A new book charting the history of krautrock will be published by Black Dog next month.

Edited by Nikolaos Kotsopoulos, Krautrock: Cosmic Rock And Its Legacy features written contributions from the likes of Ken Hollings, Michael Faber and David Stubbs, and testimonials from a range of modern-day devotees including Gavin Russom and Add N to (X)’s Ann Shenton.

According to Black Dog, the looks at kraut’s journey "from its roots in free jazz, psychedelia and the music of Karlheinz Stockhausen, to the groundbreaking experiments of Faust, Kraftwerk (pictured above) and Can.
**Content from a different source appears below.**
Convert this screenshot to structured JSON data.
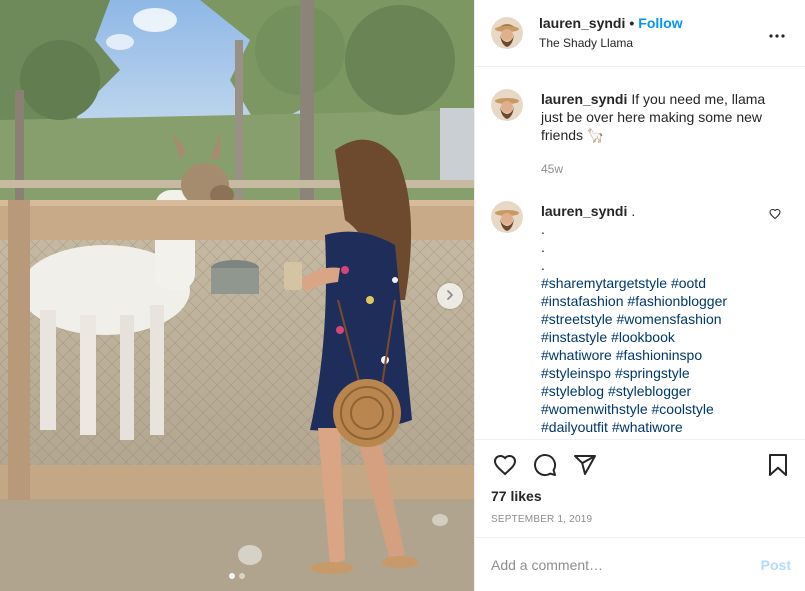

"Never a genre or a movement per se, Krautrock encompassed a very wild and diverse range of sounds, attitudes, and past musics, from free jazz to Karlheinz Stockhausen, from dada to Fluxus, from German Romanticism to the Mothers of Invention. The musicians operated outside any known categories, breaking new ground and turning their backs to both their country’s past and the conventions of Anglo-American rock. Their vision fired the imaginations of generations of musicians after them: Cabaret Voltaire, Brian Eno, Nurse with Wound, PiL, DAF, Einstürzende Neubauten, to only name a few, have all acknowledged their debt to Krautrock’s uncompromising, outsider ethics and far-out sounds."

Clocking in at 192 pages with 220 pictures (in colour and in black and white), Krautrock: Cosmic Rock And Its Legacy certainly looks to be a desirable volume, but it remains to seen whether it will live up to the high standard set by the reigning bibles of krautrock scholarship – Julian Cope’s Krautrocksampler (1995) and Steven and Alan Freeman’s The Crack In The Cosmic Egg (1996). Both of these books, penned when there was a death of information about krautrock and its more marginal figures, are now out of print – original copies go for crazy amounts on eBay.